In terms of food prices, the overall figure in March fell by 2.7 percent against the corresponding month last year. The number also marks a decrease of 1.8 percent compared to February.

Non-food prices meanwhile witnessed a growth of 0.7 percent year-on-year, a slight drop in relation to February’s rate of 1.1 percent.

[See more: China has set a GDP target of 5 percent for 2024]

Zhiwei Zhang, an economist at Pinpoint Asset Management, noted in the Economic Times that the dwindling growth “indicates that China still faces the risk of deflation, as domestic demand remains weak.”
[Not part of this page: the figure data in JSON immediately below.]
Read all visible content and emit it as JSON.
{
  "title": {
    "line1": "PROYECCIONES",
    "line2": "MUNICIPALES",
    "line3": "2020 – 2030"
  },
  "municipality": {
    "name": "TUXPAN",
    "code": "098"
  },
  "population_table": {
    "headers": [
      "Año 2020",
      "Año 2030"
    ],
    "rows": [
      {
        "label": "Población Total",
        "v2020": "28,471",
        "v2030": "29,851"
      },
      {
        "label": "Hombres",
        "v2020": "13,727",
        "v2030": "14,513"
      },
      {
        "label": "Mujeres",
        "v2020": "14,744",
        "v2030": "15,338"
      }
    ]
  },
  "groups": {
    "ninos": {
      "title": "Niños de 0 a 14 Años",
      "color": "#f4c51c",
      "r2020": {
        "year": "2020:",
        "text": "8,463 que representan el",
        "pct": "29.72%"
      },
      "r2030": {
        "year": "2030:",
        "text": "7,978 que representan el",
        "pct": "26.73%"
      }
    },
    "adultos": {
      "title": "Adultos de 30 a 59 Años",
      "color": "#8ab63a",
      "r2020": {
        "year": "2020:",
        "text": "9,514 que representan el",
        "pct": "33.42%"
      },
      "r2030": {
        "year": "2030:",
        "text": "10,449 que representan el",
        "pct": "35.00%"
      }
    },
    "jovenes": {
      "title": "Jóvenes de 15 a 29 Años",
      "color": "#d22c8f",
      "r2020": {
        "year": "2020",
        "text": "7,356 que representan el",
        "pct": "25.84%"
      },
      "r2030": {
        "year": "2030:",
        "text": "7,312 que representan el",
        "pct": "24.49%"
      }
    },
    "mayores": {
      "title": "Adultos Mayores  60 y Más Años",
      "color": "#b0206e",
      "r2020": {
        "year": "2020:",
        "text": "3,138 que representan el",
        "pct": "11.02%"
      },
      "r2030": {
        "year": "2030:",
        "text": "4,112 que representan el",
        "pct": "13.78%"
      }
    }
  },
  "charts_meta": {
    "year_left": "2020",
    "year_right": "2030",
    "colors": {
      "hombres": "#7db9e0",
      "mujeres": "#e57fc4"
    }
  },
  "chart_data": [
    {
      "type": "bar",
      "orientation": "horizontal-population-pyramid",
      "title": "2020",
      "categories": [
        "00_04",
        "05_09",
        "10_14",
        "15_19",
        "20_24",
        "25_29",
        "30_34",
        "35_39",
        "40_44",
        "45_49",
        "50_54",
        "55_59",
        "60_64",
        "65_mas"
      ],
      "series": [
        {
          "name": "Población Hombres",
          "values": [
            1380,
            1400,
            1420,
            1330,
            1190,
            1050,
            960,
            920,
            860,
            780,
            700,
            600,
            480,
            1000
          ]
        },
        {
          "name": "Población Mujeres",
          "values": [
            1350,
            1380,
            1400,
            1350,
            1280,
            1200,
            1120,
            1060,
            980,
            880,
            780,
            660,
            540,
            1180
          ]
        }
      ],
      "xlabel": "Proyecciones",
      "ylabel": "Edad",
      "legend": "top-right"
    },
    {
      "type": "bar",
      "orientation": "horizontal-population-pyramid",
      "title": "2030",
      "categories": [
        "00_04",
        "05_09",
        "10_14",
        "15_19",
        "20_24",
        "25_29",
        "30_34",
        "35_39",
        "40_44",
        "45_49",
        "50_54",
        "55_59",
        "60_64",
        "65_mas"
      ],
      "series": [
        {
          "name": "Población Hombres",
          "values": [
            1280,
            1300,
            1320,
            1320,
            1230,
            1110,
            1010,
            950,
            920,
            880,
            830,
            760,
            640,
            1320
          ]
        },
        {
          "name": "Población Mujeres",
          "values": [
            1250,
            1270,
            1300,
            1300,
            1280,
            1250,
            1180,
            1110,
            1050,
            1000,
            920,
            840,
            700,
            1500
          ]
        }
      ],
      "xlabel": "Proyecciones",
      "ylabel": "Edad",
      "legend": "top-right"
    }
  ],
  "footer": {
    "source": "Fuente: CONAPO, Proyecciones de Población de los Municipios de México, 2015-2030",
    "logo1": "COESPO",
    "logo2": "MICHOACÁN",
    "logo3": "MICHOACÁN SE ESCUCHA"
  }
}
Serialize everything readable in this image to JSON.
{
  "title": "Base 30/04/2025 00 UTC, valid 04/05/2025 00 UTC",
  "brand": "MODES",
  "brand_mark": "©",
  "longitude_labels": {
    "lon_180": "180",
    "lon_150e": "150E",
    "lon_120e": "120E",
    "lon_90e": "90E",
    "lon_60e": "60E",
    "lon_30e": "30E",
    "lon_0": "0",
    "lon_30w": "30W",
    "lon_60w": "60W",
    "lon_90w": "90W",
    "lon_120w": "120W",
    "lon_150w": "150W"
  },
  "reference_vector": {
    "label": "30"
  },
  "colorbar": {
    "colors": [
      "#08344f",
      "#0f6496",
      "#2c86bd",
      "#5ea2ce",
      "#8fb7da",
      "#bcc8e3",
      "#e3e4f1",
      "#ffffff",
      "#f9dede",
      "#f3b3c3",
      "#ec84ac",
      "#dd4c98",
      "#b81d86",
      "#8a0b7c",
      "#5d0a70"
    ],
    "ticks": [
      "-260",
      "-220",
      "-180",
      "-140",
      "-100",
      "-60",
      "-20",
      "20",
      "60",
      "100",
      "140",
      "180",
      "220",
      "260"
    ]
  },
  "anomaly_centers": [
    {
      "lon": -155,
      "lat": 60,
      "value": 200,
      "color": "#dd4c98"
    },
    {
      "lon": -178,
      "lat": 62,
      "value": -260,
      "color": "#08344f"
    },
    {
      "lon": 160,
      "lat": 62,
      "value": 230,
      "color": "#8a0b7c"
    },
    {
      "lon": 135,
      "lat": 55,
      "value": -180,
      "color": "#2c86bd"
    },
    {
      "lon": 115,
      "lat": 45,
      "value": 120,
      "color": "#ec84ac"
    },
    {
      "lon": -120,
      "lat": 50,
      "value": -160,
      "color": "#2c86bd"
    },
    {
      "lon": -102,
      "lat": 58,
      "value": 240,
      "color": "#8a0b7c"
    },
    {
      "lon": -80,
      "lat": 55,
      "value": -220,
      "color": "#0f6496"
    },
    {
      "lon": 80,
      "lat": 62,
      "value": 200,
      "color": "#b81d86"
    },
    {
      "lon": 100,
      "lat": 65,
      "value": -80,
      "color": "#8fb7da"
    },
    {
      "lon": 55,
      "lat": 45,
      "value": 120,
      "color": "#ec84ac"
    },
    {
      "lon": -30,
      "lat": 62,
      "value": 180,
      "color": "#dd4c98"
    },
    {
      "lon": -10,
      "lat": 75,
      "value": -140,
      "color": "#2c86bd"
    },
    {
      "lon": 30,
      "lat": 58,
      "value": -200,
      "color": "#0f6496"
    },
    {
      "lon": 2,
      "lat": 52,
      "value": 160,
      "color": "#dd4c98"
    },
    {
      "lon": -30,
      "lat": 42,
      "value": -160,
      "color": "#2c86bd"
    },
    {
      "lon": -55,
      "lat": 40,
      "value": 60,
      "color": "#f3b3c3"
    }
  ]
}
Other professionals, however, contended that China was not in “a deflationary spiral,” but suggested the government could cut rates further in order to stimulate growth. 

In recent years, China’s economy has seen a slow down due to various factors, including low consumer confidence and demand, problems with its property market, youth unemployment, an ageing population and geopolitical tensions with the Western bloc. 

Despite the economic challenges, the country has set a goal of 5 percent GDP growth this year.